Deren Umsetzbarkeit ist jedoch mit großen Unsicherheiten behaftet, wie etwa CCS in seinen verschiedenen Varianten. Denn CCS funktioniert zwar in den Modellwelten der Computersimulationen, ob es aber auch in der Praxis in hinreichend großem Maßstab umsetzbar ist, steht auf einem anderen Blatt geschrieben. Die Kapazität aller CCS-Anlagen weltweit beträgt derzeit lediglich 0,045 Gigatonnen Kohlendioxid pro Jahr. 80 Prozent des abgeschiedenen Kohlendioxids wird für sogenannte tertiäre Ölgewinnung genutzt, es wird also in Ölfelder verpresst, um mehr Öl zu fördern.
Etwa 70 Prozent der geplanten CCS-Projekte, die bis 2020 hätten anlaufen sollen, wurden nicht realisiert. Dennoch soll eine enorme „Carbon Management“-Industrie geschaffen werden, die neue Infrastrukturen für die Abscheidung, den Transport und die Speicherung von Kohledioxid errichten müsste. Das ist für manche Unternehmen von Interesse, ist aber nicht unbedingt im Sinne der Nachhaltigkeit, zumal ohnehin bereits neue Stromnetze, -speicher und Wasserstoffinfrastrukturen gebaut werden sollen.
CCS im Verzögerungsdiskurs
Wissenschaftler um William Lamb, der heute am Potsdam-Institut für Klimafolgenforschung arbeitet, haben den Technologieoptimismus, der im Konzept der Technologieoffenheit angelegt ist, bereits im Jahr 2020 als Verzögerungsdiskurs (discourse of delay) identifiziert. Immer dann, wenn lieber auf spekulative Zukunftstechnologien vertraut wird, anstatt klare politische Entscheidungen zu treffen, droht es zu Verzögerungen bei der Emissionsreduktion zu kommen.
Auf CCS gemünzt heißt das, dass es eine klare und fokussierte Anwendungsperspektive für bestimmte Sektoren und Verfahren geben sollte, die den Unsicherheiten und Risiken, die mit der Technologie verbunden sind, Rechnung trägt.
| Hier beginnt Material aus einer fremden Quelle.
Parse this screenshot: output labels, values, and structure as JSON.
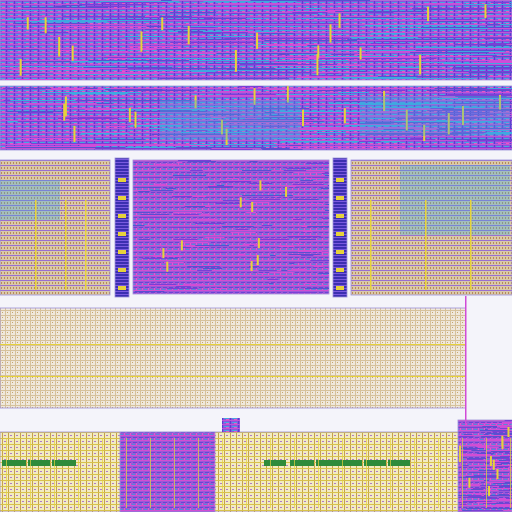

Das ist aber das Gegenteil des von der CDU/CSU propagierten technologieoffenen Ansatzes. Das Ziel, 2045 nur so viel Kohlendioxid zu emittieren, wie aus der Atmosphäre entfernt wird, kann nur mit klaren politischen Weichenstellungen erreicht werden. Will die zukünftige Bundesregierung entschlossenen Klimaschutz betreiben, müssten Verzögerungstaktiken wie das Verweisen auf spekulative Zukunftstechnologien ad acta gelegt werden.
Dieser Artikel erschien zuerst am 24. März 2025 im Tagesspiegel Background Energie & Klima.